Mit dieser Befürchtung steht die BAZ nicht allein: «Eine Schweiz, die nicht ausgrenzt», wünscht sich auch der TAGES ANZEIGER.

«Schliesslich sind ausgerechnet jene, die das Leibchen mit dem Schweizer Kreuz derzeit am erfolgreichsten tragen, die Stars der Schweizer Fussball-Nationalmannschaft namens Hakan und Murat Yakin oder Ricardo Cabanas, eingebürgerte Ausländer. Und selbst der aktuelle Mister Schweiz heisst nicht Stauffacher, sondern Ismajlovic.»

Für die NEUE LUZERNER ZEITUNG hat in der Schweiz niemand einen Exklusivanspruch auf den einzig «richtigen» Patriotismus. Aber: «Jeder Mensch in diesem Land hat Anspruch auf maximalen Schutz seiner persönlichen Freiheit und Sicherheit. Was nicht zuletzt bedeutet: null Toleranz gegenüber Vandalen und Gewalttätern jeglicher Couleur».

Schweizerpsalm

Mit der Nationalhymne und einem damit verbundenen Weltrekordversuch, der am 1. August den grössten Chor auf dem Wasser zustande bringen will, beschäftigt sich die BERNER ZEITUNG.
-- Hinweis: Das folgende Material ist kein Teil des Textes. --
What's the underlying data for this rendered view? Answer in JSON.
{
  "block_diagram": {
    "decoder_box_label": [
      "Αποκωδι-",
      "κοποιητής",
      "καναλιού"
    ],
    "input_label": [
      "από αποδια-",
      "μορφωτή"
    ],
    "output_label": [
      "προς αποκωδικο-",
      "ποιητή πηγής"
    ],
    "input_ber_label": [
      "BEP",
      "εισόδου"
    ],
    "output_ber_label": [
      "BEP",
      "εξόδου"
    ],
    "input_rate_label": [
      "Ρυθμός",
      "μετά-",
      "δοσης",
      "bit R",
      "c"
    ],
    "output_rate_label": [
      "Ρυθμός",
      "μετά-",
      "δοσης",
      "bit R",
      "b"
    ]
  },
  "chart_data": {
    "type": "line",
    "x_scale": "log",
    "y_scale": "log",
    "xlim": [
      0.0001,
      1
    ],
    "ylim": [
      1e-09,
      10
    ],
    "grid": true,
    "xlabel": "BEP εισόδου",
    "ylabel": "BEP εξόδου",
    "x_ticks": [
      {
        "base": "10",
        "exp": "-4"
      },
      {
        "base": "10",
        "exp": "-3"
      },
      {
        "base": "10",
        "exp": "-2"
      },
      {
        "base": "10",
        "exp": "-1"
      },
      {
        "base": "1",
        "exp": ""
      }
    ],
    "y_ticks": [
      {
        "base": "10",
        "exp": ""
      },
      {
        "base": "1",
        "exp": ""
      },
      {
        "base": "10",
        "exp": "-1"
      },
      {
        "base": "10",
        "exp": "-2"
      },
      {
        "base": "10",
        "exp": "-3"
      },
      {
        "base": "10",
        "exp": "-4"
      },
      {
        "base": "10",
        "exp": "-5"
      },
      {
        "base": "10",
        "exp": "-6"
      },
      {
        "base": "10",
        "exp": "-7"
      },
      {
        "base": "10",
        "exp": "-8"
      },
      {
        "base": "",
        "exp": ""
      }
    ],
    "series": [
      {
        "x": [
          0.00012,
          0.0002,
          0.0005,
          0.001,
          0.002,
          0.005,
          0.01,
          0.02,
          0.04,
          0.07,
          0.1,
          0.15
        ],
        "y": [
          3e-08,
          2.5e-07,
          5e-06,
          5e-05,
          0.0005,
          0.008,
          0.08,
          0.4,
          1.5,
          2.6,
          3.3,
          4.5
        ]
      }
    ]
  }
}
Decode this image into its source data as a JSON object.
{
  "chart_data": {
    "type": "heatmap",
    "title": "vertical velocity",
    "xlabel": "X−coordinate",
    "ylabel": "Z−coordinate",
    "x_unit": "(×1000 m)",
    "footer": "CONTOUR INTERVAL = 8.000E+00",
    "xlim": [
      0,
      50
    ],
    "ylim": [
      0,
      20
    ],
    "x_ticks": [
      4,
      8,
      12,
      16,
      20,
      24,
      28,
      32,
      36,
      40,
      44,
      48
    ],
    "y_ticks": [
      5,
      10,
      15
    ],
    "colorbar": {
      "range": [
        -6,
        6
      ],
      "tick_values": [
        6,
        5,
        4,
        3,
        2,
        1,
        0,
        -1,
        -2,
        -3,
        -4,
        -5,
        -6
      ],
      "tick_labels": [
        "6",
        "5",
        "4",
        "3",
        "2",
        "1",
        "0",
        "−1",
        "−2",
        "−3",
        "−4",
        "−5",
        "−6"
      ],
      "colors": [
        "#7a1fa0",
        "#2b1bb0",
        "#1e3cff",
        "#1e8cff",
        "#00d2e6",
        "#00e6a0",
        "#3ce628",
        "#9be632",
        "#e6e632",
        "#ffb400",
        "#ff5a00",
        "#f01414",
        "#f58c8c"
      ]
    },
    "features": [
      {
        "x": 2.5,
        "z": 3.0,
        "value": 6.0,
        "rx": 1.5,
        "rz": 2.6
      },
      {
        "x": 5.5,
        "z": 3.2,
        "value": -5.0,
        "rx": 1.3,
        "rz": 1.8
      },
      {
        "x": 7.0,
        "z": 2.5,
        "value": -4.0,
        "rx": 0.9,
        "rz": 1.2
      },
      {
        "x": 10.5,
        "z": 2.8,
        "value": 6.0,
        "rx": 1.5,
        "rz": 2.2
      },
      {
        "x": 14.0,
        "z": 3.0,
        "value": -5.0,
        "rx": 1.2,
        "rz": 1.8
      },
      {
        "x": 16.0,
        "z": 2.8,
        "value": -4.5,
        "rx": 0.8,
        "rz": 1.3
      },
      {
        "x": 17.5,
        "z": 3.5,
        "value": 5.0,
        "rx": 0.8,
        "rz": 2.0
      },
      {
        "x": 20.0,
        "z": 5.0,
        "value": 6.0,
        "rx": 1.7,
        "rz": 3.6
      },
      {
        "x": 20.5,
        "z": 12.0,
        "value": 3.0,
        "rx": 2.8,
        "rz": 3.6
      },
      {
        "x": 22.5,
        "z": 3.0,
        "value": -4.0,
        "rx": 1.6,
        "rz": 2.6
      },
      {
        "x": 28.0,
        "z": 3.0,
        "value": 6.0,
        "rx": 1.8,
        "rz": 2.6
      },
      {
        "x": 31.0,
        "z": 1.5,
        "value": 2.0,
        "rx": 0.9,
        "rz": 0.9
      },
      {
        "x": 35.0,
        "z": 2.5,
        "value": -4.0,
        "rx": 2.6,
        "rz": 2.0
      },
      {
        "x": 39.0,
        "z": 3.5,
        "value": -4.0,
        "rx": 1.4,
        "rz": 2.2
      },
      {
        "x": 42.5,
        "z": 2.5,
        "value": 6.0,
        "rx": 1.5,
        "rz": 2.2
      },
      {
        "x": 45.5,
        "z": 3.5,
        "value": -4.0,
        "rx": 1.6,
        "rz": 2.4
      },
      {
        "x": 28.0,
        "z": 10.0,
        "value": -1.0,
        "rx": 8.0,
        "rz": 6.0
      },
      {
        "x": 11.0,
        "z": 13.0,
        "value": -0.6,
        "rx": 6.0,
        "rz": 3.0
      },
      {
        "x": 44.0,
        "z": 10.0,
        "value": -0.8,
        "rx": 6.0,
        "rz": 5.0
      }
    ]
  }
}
«Der Psalm ist rein und tief religiös. Er handelt von der Anwesenheit Gottes in allen Schönheiten und Gefahren der Natur,» schreibt die BZ. Und damit wenigsten die BZ-Leserinnen und –Leser mitsingen können, gibt’s gleich den ganzen Liedtext zum Ausschneiden.

Der Berner BUND kümmert sich um ein Nationalfeiertags-Thema das für viele weit wichtiger als die 1. August-Ansprachen ist: Das Feuerwerk:

«Feuerwerken hat keinen Sinn und macht niemandem Freude – ausser dem Knallenden selbst», lässt eine Feuerwerksgegnerin verlauten.

«Doch gerade darum geht es: um das Kind im Mann. Einmal im Jahr will Biedermann Brandstifter spielen», bringt es ein Feuerwerks-Verrückter auf den Punkt.